Deep? But this is a kids film right? Well, no, not really. Sure it has a lot of fun skeleton action, in the style of the re-constituting Olaf from “Frozen”, and a cute but mangy dog with a ridiculously long tongue. But the themes exposed here are FAR from childish. They encompass family, ambition, work/life balance, death and remembrance in such a fashion that parents exposing the film to young kids (I would think, up to 7 or 8 years old) should be ready with sensitive answers to “Mummy/Daddy, why…” questions so as to avoid significant anxiety and nightmares. The relationship between Miguel and his grandmother Abuelita, switching from violent outbursts to sudden loving hugs, might – I think – also confuse and disturb young children. Its UK certificate is “PG”, not “U”, for good reason.

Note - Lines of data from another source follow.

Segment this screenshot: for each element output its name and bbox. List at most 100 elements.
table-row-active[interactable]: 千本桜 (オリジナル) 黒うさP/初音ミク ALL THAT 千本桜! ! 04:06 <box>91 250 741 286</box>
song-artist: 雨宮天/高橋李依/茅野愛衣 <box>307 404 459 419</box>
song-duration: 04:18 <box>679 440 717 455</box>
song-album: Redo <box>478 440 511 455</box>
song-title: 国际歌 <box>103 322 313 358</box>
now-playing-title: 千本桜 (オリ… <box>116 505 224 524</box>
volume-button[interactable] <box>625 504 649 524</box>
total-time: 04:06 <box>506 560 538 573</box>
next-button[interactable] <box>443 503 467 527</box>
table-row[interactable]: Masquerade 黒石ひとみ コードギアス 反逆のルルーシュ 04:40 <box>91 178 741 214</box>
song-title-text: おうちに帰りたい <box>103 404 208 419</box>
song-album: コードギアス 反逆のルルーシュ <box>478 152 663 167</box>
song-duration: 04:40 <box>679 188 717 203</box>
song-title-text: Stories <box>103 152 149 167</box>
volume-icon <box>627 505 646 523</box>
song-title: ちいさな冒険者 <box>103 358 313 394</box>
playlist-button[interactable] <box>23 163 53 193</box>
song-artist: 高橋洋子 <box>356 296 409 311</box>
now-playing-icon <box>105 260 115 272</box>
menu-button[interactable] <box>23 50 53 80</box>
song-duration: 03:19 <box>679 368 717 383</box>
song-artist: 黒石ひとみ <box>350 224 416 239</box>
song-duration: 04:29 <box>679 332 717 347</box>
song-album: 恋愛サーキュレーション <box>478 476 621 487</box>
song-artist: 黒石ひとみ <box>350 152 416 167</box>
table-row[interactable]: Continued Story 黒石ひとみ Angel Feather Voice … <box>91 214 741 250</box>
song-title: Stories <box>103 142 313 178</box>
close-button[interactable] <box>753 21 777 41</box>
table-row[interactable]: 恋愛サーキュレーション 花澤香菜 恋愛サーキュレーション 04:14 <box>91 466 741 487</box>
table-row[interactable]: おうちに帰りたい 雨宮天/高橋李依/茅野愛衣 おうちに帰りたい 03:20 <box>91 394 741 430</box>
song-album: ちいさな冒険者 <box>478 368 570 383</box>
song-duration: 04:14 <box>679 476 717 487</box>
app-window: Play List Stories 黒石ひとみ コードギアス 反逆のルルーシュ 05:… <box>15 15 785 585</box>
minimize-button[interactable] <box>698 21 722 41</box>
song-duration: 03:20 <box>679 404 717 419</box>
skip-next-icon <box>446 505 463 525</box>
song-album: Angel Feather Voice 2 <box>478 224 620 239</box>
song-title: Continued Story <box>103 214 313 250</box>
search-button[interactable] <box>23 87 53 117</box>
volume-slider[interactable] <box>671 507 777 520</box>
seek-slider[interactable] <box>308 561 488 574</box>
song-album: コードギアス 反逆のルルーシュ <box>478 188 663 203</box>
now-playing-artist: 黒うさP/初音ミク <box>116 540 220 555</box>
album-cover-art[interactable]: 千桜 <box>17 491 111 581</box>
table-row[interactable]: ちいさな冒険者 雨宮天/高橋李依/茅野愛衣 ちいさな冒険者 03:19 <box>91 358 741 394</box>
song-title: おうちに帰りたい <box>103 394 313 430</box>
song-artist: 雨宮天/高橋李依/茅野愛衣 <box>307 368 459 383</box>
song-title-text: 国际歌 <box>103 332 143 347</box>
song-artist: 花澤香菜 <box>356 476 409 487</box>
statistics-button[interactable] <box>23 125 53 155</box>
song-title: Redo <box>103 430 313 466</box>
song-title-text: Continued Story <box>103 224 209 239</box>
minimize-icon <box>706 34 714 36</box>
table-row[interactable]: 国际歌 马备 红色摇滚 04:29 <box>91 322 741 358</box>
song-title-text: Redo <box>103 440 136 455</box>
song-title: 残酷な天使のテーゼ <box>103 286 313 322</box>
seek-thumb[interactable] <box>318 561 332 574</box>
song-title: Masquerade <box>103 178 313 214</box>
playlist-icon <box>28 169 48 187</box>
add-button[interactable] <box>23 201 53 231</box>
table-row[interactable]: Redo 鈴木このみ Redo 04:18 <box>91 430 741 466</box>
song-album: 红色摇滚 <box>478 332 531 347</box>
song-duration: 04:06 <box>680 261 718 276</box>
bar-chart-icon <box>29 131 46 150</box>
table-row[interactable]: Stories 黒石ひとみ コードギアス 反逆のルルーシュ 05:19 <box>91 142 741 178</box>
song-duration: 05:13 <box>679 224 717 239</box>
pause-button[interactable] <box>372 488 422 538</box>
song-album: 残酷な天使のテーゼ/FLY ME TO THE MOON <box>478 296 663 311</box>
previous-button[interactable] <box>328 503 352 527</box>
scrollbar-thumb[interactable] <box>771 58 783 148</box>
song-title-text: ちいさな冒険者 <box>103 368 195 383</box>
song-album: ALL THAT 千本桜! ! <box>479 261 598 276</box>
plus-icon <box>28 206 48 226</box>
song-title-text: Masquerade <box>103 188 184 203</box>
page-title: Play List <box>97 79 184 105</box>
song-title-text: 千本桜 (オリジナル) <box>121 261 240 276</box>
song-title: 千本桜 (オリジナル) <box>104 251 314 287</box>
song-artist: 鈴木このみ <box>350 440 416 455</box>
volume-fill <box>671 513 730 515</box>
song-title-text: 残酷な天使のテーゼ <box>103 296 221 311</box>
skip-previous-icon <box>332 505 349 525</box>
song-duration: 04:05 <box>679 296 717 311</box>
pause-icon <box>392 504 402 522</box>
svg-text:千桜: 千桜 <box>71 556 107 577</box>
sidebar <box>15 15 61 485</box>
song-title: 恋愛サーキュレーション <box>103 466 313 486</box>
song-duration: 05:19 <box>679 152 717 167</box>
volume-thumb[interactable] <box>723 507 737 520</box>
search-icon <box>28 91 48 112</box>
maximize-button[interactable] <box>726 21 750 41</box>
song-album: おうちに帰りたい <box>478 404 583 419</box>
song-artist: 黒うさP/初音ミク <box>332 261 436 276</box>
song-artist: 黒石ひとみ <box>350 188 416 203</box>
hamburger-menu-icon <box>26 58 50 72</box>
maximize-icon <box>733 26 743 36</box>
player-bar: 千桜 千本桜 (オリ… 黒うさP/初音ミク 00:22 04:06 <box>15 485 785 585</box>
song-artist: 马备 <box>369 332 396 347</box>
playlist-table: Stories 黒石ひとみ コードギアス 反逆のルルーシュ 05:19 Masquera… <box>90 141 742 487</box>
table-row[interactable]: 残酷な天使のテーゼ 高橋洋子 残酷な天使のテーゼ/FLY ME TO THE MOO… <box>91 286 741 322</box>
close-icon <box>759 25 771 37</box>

So be prepared to cry. If you are anything like me, there will be a point in this film where you are desperately trying to recall the faces and voices of all of those people in your life that you have lost over the years. And some of the final jolts in this film will leave you almost as drained (almost!) as the start of “Up”.
As befits the subject matter there is a great score, with a mariachi feel, by Michael Giacchino, including a nice rendition of “When You Wish Upon A Star” over the Disney castle production logo. And there are some great songs, including the pivotal “Remember Me” which is now Oscar nominated.
Watch out for some nice cameo voice performances as well: Cheech Marin (from Cheech and Chong) plays the ‘border control’ officer, and Pixar regular John Ratzenberger (Hamm in “Toy Story”) turns up again playing Juan Ortodoncia, a character whose dentist fondly remembers him (LOL)!
With John Lasseter recently dragged into the #metoo scandal, and taking 6 months off to ponder on his “missteps”, one hopes this will not knock Pixar off its track too much. For with this evidence the studio shouldn’t keep trying to milk existing “Incredibles” and “Toy Story” franchises, but come up with more original entertainments like this. Because, for me, this rises into my top-three favourite Pixar films of all time (along with Toy Story and Wall-E).
Fad Rating (adults): FFFFF.
Fad Rating (young children): FFF with parental guidance.